Nakasone also created a dedicated cybersecurity directorate within the National Security Agency, arguing NSA had lost focus on the defensive side of its mission. The NSA’s technical talent and ability to gather “rich, robust and penetrating intelligence …that tells us what our adversaries are doing” plays a vital role in guiding defensive efforts, he said.
Finally, Nakasone’s cyber hub at Fort Meade, – home to both the NSA and Cyber Command – has also been working more closely with civilian agencies like Homeland Security since the 2018 elections. For 2020, he said, the military seeks to expand that partnership beyond the government.
“We’re going to broaden that partnership,” Nakasone said. “In academia, we have a number of great institutions that are doing work to take a look at role of social media and influence operations, [such as] Clemson University or Stanford University or other universities.
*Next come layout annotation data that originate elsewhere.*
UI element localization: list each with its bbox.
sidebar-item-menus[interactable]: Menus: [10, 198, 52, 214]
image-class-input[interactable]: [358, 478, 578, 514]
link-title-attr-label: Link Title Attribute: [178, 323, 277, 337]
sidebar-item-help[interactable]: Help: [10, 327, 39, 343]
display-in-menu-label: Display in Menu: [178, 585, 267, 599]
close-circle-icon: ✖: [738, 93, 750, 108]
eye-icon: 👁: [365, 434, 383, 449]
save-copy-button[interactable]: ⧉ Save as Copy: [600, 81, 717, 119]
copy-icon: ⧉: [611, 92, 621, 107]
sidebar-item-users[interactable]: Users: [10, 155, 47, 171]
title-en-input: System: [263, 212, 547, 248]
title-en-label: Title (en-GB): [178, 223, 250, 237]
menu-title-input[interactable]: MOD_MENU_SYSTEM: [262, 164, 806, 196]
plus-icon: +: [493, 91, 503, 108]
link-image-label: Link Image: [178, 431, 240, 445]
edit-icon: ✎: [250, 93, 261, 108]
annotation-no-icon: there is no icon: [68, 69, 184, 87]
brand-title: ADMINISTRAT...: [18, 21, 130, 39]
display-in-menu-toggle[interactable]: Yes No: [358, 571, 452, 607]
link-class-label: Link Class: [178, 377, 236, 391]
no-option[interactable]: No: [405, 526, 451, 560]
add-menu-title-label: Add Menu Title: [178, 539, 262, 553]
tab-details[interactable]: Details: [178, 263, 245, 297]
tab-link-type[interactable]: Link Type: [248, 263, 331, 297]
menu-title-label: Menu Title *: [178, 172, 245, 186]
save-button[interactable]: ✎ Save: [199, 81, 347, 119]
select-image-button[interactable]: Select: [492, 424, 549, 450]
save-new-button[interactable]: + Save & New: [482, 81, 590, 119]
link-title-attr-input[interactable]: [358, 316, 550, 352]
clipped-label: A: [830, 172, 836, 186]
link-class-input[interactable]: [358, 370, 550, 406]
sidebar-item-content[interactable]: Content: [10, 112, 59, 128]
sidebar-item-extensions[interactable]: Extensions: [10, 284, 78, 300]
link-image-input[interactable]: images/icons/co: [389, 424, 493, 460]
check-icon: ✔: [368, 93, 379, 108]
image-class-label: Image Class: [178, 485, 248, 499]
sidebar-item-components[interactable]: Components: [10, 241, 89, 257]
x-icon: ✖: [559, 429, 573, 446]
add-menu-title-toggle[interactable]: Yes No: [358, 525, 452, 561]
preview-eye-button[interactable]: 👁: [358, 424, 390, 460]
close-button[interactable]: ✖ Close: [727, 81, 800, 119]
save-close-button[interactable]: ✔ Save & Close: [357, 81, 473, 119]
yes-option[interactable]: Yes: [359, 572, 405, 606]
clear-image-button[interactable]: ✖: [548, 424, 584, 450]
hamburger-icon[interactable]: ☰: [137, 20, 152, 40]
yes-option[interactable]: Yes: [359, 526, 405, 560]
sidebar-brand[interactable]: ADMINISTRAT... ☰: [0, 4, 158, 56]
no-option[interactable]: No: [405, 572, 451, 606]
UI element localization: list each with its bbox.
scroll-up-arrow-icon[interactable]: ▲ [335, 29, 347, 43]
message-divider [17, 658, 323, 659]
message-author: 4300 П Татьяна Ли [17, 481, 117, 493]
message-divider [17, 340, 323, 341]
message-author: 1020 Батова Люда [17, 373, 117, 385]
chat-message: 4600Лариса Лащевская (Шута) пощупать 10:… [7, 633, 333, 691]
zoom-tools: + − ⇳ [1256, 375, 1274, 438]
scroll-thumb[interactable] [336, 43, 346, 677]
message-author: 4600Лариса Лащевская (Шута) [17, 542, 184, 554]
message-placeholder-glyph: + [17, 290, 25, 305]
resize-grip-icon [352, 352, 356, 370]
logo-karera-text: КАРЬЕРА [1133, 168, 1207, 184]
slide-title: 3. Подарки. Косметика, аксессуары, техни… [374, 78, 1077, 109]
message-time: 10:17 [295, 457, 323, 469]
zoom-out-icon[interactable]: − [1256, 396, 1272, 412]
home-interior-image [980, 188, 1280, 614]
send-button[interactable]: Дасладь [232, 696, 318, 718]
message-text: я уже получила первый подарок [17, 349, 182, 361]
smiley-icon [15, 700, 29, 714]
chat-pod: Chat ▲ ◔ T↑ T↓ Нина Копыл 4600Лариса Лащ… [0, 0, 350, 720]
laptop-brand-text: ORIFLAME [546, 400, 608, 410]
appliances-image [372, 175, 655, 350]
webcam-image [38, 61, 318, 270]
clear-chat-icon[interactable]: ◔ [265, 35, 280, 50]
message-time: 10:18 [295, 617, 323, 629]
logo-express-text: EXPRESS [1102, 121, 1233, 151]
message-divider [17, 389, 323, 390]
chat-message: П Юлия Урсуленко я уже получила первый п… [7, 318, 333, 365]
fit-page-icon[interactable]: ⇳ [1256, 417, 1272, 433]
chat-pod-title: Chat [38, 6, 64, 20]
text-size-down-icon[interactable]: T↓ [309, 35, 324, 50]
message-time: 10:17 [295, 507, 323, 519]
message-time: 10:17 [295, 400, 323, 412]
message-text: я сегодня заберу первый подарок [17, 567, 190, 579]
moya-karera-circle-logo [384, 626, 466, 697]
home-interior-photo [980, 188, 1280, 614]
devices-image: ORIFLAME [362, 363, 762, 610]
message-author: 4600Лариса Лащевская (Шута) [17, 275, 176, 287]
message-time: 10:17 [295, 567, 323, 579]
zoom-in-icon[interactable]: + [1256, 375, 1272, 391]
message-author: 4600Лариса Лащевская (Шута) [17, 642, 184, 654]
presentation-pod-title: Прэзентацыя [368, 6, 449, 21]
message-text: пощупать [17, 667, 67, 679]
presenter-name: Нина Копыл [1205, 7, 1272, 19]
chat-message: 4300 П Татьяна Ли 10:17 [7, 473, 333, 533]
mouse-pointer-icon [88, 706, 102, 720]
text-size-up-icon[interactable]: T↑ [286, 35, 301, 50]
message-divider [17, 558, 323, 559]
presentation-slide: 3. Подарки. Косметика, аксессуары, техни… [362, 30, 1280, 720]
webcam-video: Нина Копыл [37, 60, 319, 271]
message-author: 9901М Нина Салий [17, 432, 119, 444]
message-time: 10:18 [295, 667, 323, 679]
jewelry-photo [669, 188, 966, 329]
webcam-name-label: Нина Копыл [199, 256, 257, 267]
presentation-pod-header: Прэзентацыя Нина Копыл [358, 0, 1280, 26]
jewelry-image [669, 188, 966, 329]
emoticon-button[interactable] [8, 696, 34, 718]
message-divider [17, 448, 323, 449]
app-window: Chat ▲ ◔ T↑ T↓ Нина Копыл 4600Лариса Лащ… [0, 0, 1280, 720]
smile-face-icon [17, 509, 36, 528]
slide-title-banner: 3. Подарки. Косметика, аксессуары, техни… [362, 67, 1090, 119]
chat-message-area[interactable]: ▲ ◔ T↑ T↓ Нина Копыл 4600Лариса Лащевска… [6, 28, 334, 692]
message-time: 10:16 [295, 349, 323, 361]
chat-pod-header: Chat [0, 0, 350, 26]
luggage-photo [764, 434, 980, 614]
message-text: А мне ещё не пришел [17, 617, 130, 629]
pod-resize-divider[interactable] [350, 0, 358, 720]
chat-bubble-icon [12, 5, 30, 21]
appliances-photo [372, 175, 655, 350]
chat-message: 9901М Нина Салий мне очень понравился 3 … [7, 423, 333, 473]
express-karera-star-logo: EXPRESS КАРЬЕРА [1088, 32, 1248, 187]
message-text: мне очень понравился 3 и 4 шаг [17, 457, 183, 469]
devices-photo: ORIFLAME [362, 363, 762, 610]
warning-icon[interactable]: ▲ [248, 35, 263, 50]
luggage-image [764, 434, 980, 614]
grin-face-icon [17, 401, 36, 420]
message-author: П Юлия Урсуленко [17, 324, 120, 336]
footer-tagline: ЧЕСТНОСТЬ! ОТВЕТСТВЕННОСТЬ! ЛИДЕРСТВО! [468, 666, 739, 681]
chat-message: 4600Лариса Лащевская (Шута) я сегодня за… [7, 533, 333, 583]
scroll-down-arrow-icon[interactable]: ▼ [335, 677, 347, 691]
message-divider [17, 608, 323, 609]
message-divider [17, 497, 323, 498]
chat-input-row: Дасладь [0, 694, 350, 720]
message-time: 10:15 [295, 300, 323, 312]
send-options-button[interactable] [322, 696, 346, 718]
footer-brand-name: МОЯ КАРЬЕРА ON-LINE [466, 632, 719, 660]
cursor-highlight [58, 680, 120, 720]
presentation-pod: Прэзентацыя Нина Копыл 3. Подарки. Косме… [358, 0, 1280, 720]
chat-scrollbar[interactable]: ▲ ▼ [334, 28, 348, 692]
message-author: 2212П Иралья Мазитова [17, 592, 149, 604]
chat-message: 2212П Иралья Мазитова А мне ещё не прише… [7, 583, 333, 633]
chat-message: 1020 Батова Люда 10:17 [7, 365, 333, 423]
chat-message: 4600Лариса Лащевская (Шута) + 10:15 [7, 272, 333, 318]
There’s tremendous work ongoing; we want to make sure that we partner with them.”
The general argued that American academia is a national source of strength in other ways as well, creating a pool of talent that adversaries cannot match. “There is no nation on Earth that has the universities, that has the innovation spirit, that has the capability to develop the talent that we have today,” he said.
While some of us are highly educated, however, Nakasone acknowledged that Americans can be pretty stupid about cybersecurity sometimes “We’ve allowed our adversaries to literally use the most simple techniques,” he said. “[Avoiding] clicking on links that lead to malicious software, patching our operating systems, [using] proper password or two factor authentication — those three things, in general, would eliminate roughly 90 percent of the threats that we’ve seen today.”
“We need to raise that bar,” he said. “We need to make sure our adversaries are having to use their most sophisticated techniques. Because today, they’re not.”
From this perspective, it sounds like our adversaries may know us better than we know ourselves.